Agung mengatakan, penolakan itu lantaran pihaknya tidak mengenal Fredrich. Dia mengaku hanya tahu tentang Fredrich dari media. Selain itu, Agung hanya bertemu pengacara itu saat malam pascainsiden kecelakaan Setnov di kawasan Permata Hijau, 16 November tahun lalu. ”Saya baru kenal (Fredrich) malam itu saja ketika saya membesuk pak Setya Novanto,” ujarnya.

Sebagaimana diwartakan, setelah insiden kecelakaan yang diduga rekayasa itu, Setnov dirawat di RS Medika Permata Hijau, Kebayoran Lama, Jakarta Selatan. Nah, saat perawatan itu, Agung membesuk Setnov dan bertemu dengan Fredrich. Agung mengakui, melihat Setnov terbaring di kamar dengan luka memar di bagian dahi. ”Ada perban di wajahnya, ada sedikit memar di dahi,” ingat Agung.

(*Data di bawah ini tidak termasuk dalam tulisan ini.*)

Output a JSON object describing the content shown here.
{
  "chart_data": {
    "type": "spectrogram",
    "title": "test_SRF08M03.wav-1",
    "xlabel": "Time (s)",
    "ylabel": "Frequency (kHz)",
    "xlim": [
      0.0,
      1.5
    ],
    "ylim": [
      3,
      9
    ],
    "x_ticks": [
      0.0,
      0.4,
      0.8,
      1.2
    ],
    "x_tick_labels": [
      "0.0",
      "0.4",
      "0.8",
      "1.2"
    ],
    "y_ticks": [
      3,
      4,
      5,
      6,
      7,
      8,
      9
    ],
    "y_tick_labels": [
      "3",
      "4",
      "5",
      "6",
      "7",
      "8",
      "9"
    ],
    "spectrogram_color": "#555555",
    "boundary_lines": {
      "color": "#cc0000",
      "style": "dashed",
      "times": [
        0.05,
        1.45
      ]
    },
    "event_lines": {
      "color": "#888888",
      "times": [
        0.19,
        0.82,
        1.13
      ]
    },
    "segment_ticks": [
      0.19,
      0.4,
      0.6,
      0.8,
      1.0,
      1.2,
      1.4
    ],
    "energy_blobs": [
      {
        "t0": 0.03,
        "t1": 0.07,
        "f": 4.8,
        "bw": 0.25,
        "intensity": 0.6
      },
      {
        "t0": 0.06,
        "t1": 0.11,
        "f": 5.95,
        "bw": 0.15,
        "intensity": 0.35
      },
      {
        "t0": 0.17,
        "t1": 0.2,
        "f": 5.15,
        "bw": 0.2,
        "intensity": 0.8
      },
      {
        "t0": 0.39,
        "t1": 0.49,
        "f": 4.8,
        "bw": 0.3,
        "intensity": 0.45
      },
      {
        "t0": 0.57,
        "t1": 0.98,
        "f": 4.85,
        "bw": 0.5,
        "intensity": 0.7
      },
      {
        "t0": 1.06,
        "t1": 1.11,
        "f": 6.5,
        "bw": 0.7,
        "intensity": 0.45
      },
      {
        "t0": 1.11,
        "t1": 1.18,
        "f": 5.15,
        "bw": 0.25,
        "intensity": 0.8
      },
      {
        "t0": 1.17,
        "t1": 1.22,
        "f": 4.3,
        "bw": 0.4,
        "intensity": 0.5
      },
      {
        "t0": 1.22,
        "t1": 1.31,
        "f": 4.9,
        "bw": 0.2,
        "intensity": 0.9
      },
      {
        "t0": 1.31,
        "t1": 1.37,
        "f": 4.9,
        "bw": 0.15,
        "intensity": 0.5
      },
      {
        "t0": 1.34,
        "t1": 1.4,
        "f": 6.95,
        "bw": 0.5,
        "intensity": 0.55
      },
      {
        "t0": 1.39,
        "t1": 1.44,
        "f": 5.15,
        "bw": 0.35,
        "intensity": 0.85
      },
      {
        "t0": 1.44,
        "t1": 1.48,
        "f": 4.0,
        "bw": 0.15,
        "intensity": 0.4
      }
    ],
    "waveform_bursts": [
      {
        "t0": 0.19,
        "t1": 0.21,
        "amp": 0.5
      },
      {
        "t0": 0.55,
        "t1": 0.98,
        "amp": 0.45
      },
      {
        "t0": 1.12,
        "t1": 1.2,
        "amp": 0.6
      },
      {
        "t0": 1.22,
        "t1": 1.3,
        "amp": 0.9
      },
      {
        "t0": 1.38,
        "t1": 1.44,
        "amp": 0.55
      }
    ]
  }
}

Selain alasan tidak mengenal Fredrich, Agung juga mengaku tidak terlibat terlalu dalam perkara dugaan menghalangi (obstruction of justice) penyidikan Setnov tersebut. ”Saya juga tidak ingin melibatkan diri,” kata mantan Menko Bidang Kesejahteraan Rakyat itu.

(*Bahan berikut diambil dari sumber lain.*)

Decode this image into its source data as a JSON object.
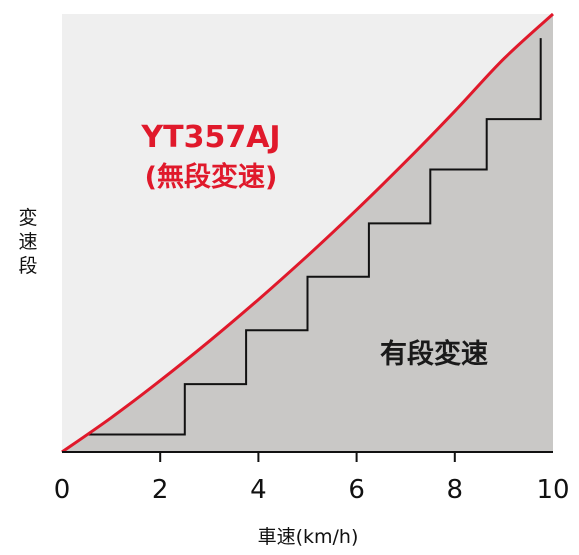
{
  "colors": {
    "background_area": "#efefef",
    "fill_gray": "#c9c8c6",
    "curve_red": "#e0192b",
    "step_line": "#111111",
    "axis": "#111111"
  },
  "chart_data": {
    "type": "line",
    "title": "",
    "xlabel": "車速(km/h)",
    "ylabel": "変速段",
    "xlim": [
      0,
      10
    ],
    "ylim": [
      0,
      10
    ],
    "x_ticks": [
      "0",
      "2",
      "4",
      "6",
      "8",
      "10"
    ],
    "grid": false,
    "series": [
      {
        "name": "YT357AJ",
        "subname": "(無段変速)",
        "kind": "curve",
        "x": [
          0,
          1,
          2,
          3,
          4,
          5,
          6,
          7,
          8,
          9,
          10
        ],
        "y": [
          0,
          0.78,
          1.63,
          2.53,
          3.48,
          4.48,
          5.53,
          6.63,
          7.78,
          8.98,
          10.0
        ]
      },
      {
        "name": "有段変速",
        "kind": "step",
        "x": [
          0.5,
          2.5,
          2.5,
          3.75,
          3.75,
          5.0,
          5.0,
          6.25,
          6.25,
          7.5,
          7.5,
          8.65,
          8.65,
          9.75,
          9.75
        ],
        "y": [
          0.4,
          0.4,
          1.55,
          1.55,
          2.78,
          2.78,
          4.0,
          4.0,
          5.22,
          5.22,
          6.45,
          6.45,
          7.6,
          7.6,
          9.45
        ]
      }
    ]
  }
}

Juru Bicara KPK Febri Diansyah mengatakan, pengajuan Agung sebagai saksi meringankan untuk Fredrich merupakan hak tersangka. Febri menjelaskan, sebelumnya dokter RS Medika Permata Hijau Bimanesh Sutarjo yang menjadi tersangka bersama Fredrich juga mengajukan permohonan untuk menghadirkan tiga dokter sebagai saksi meringankan. Namun, ketiga dokter itu menolak.

Sama dengan ketiga dokter itu, Agung juga memiliki hak untuk menolak dijadikan saksi meringankan. ”Penolakan itu kami terima,” ujarnya. Febri menjelaskan, sebelumnya juga pernah ada tersangka KPK yang mengajukan saksi meringankan dengan latar belakang tokoh populer. ”Dulu pernah ada saksi yang meminta presiden untuk menjadi saksi meringankan,” ungkapnya.

Di sisi lain, sidang pokok perkara kartu tanda penduduk elektronik (e-KTP) dengan terdakwa Setnov kemarin, jaksa penuntut KPK kembali menghadirkan saksi terkait transaksi jual beli mata uang asing yang dilakukan sejumlah perusahaan money changer dan pelaku bisnis lain. Mereka masih terkait dengan saksi yang dihadirkan pada sidang sebelumnya.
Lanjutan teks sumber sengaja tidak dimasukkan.